The result still not good as same as the implementation without shared embedding, could you give me an example?

One more thing, I used shared vocabulary size so no worries about the ‘train.csv’ and ‘valid.csv’ changes.

The code you’ve sent looks fine to me.

The result still not good as same as the implementation without shared embedding, could you give me an example?

You’ve got better results on your GEC task with the same implementation but seperate embeddings? :thinking:

Yes sir, as bellow example:

SRC = Field(tokenize= tokenizer, init_token=’’, eos_token=’’, batch_first=True)
TRG = Field(tokenize= tokenizer, init_token=’’, eos_token=’’, batch_first=True)

But all the papers in GEC mentioned that Shared embedding is the only difference between GEC and NMT, which is the source and target are in the same language. So, I thought there is an issue with my implementation.

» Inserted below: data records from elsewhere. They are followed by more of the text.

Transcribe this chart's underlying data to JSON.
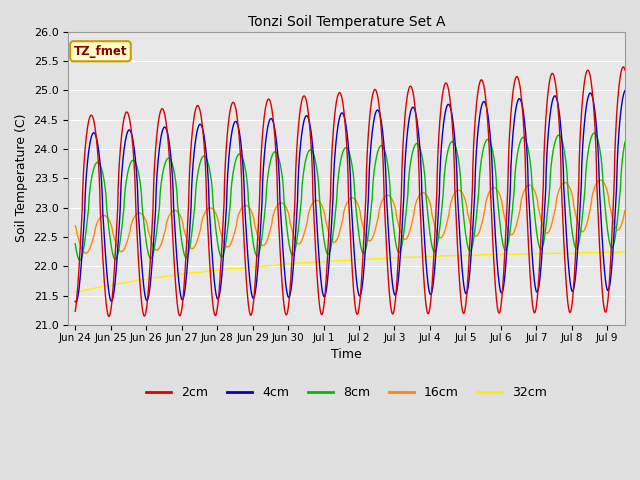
{
  "title": "Tonzi Soil Temperature Set A",
  "xlabel": "Time",
  "ylabel": "Soil Temperature (C)",
  "ylim": [
    21.0,
    26.0
  ],
  "yticks": [
    21.0,
    21.5,
    22.0,
    22.5,
    23.0,
    23.5,
    24.0,
    24.5,
    25.0,
    25.5,
    26.0
  ],
  "colors": {
    "2cm": "#dd0000",
    "4cm": "#0000cc",
    "8cm": "#00bb00",
    "16cm": "#ff8800",
    "32cm": "#ffee00"
  },
  "legend_label": "TZ_fmet",
  "legend_box_color": "#ffffcc",
  "legend_box_edge": "#cc9900",
  "background_color": "#e0e0e0",
  "plot_bg_color": "#e8e8e8",
  "n_points": 1500,
  "end_day": 15.5,
  "tick_labels": [
    "Jun 24",
    "Jun 25",
    "Jun 26",
    "Jun 27",
    "Jun 28",
    "Jun 29",
    "Jun 30",
    "Jul 1",
    "Jul 2",
    "Jul 3",
    "Jul 4",
    "Jul 5",
    "Jul 6",
    "Jul 7",
    "Jul 8",
    "Jul 9"
  ],
  "tick_positions": [
    0,
    1,
    2,
    3,
    4,
    5,
    6,
    7,
    8,
    9,
    10,
    11,
    12,
    13,
    14,
    15
  ]
}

Well, the thing that comes up in my mind first is that your using the same identical layer twice. Therefore there might be problems with the gradients as they are accumulated I assume.

Correct, could you help ?

If this really causes the problem, my first approach would be to try modifying the respective gradients ‘manually’ (i.e. the embedding gradients taking mean of both gradient by hooking the grad and sub the embedding weights ‘manually’).